SEN. LEILA de Lima said she would immediately file—either today or tomorrow—a resolution calling for an inquiry into the killing of drug suspects, as she called President Duterte to remind the police to do their job without breaking the law.
In a radio interview yesterday, De Lima said she would speed up the inquiry in aid of legislation amid the rising body count of drug suspects reportedly taken from their homes without warrants and killed by policemen while allegedly “resisting arrest” or “trying to snatch a gun.”
De Lima, who will head the Senate committee on justice and human rights, said the inquiry aims to come up with operational guidelines for law enforcement agencies that would include imposing stricter sanctions on erring law enforcers.
The former justice secretary said there was nothing wrong with the President motivating the police to do their job but noted that the President’s statements on the matter tended to be “uncertain” to the extent that they seemed to encourage policemen to condone summary executions.

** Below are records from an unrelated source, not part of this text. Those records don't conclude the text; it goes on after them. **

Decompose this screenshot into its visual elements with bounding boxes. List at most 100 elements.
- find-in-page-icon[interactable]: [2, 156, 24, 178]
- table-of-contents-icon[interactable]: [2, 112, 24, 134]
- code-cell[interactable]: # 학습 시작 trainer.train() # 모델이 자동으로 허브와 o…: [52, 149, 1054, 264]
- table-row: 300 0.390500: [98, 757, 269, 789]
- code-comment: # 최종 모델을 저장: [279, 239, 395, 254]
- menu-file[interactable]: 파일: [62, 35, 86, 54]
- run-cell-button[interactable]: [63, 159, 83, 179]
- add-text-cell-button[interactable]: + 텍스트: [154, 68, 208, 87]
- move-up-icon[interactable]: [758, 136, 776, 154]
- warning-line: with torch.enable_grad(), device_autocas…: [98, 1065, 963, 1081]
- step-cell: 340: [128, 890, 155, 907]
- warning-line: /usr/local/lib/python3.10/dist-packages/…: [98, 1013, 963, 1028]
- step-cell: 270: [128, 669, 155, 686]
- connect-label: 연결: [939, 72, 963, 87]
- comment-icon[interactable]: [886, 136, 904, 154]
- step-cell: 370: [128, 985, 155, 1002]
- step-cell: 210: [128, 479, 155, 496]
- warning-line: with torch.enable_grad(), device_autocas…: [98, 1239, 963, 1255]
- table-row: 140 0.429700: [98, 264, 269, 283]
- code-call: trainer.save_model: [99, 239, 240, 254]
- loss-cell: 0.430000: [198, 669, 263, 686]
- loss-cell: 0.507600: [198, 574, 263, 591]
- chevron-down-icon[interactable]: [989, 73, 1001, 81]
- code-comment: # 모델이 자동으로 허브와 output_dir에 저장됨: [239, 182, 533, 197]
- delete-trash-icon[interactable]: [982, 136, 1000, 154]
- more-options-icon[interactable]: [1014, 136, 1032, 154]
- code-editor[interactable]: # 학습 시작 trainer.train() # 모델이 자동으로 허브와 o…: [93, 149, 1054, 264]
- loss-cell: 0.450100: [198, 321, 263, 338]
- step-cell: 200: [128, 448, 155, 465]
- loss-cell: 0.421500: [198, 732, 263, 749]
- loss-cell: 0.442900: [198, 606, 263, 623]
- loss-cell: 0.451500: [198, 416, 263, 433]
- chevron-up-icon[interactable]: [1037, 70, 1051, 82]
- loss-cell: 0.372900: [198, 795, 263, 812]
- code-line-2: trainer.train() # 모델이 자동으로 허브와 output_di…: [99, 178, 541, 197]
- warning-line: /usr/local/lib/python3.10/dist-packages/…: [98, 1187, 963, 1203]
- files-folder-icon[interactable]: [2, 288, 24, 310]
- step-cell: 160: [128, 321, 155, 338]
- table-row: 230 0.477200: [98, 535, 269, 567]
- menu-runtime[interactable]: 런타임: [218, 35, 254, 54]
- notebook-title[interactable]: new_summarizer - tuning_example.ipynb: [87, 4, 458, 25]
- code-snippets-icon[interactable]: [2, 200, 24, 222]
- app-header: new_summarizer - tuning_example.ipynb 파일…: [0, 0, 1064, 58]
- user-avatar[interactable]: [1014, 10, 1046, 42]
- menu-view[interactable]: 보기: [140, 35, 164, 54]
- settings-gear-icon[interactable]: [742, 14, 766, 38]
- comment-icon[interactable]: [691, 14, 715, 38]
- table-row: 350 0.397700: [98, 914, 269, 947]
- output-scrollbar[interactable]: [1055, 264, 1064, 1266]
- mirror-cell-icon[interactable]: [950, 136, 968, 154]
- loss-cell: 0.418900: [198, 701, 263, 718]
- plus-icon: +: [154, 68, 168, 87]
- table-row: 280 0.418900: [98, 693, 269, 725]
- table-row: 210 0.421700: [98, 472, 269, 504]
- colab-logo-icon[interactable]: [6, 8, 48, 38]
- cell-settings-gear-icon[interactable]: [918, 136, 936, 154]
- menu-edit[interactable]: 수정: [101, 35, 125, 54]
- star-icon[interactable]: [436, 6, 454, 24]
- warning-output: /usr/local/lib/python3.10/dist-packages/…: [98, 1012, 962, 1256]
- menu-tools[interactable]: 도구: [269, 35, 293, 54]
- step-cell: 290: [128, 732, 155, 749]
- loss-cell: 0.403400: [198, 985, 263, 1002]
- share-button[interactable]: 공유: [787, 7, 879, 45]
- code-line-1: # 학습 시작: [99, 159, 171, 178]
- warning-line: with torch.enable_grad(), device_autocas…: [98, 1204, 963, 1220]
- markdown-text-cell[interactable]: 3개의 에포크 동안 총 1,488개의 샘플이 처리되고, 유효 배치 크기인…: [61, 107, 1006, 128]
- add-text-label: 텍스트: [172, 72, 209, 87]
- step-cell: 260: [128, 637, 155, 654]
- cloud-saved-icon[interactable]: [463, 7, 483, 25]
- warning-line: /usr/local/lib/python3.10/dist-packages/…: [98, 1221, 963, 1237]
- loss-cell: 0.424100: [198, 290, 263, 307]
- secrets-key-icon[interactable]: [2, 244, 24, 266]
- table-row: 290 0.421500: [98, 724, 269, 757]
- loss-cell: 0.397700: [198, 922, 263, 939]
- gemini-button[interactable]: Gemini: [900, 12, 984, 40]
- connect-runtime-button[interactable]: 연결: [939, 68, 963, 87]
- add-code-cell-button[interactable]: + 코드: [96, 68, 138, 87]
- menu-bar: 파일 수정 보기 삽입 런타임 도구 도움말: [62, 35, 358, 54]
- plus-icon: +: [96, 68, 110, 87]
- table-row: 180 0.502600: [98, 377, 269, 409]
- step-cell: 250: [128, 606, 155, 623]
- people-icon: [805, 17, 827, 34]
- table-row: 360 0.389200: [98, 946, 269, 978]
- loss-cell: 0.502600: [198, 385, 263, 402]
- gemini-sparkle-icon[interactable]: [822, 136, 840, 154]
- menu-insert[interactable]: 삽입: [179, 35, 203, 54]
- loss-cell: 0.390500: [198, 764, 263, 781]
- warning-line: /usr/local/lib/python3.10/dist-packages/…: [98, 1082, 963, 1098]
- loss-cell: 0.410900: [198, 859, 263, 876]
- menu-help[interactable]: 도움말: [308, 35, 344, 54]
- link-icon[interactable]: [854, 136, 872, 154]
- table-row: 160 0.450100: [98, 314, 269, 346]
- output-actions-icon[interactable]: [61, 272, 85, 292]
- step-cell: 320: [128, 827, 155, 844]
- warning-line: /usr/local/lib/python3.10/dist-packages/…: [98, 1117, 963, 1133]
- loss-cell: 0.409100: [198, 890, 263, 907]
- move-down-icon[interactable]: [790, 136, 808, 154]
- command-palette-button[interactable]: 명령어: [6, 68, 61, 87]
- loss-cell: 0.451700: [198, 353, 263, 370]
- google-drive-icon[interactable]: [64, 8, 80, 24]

She urged President Duterte to balance his statements with a reminder for policemen “not to forget what the law is saying.”
“Killing (a suspect) should be the last resort,” De Lima said.
“That’s why we have to balance everything. It cannot be that you enforce the law but you engage in summary executions or extrajudicial killings. You are breaking the law,” De Lima said in the radio interview.
She said reports on the almost daily killing of drug suspects by policemen was even “worse” than the two separate incidents of police brutality on two African-Americans that had triggered widespread protests in Minnesota and Louisiana in the United States.
But De Lima noted there was no similar public outrage here except from human rights activists and defenders.
Many of the suspects are poor and unknown.
The other day, the Commission on Human Rights called for an investigation into the killing of a young drug suspect and his father inside a Pasay City police station. The wife of the young suspect said 28-year-old Jaybee Bertes was picked up from his home without a warrant by the Pasay police. His father, Renato, 48, insisted on accompanying his son to the station.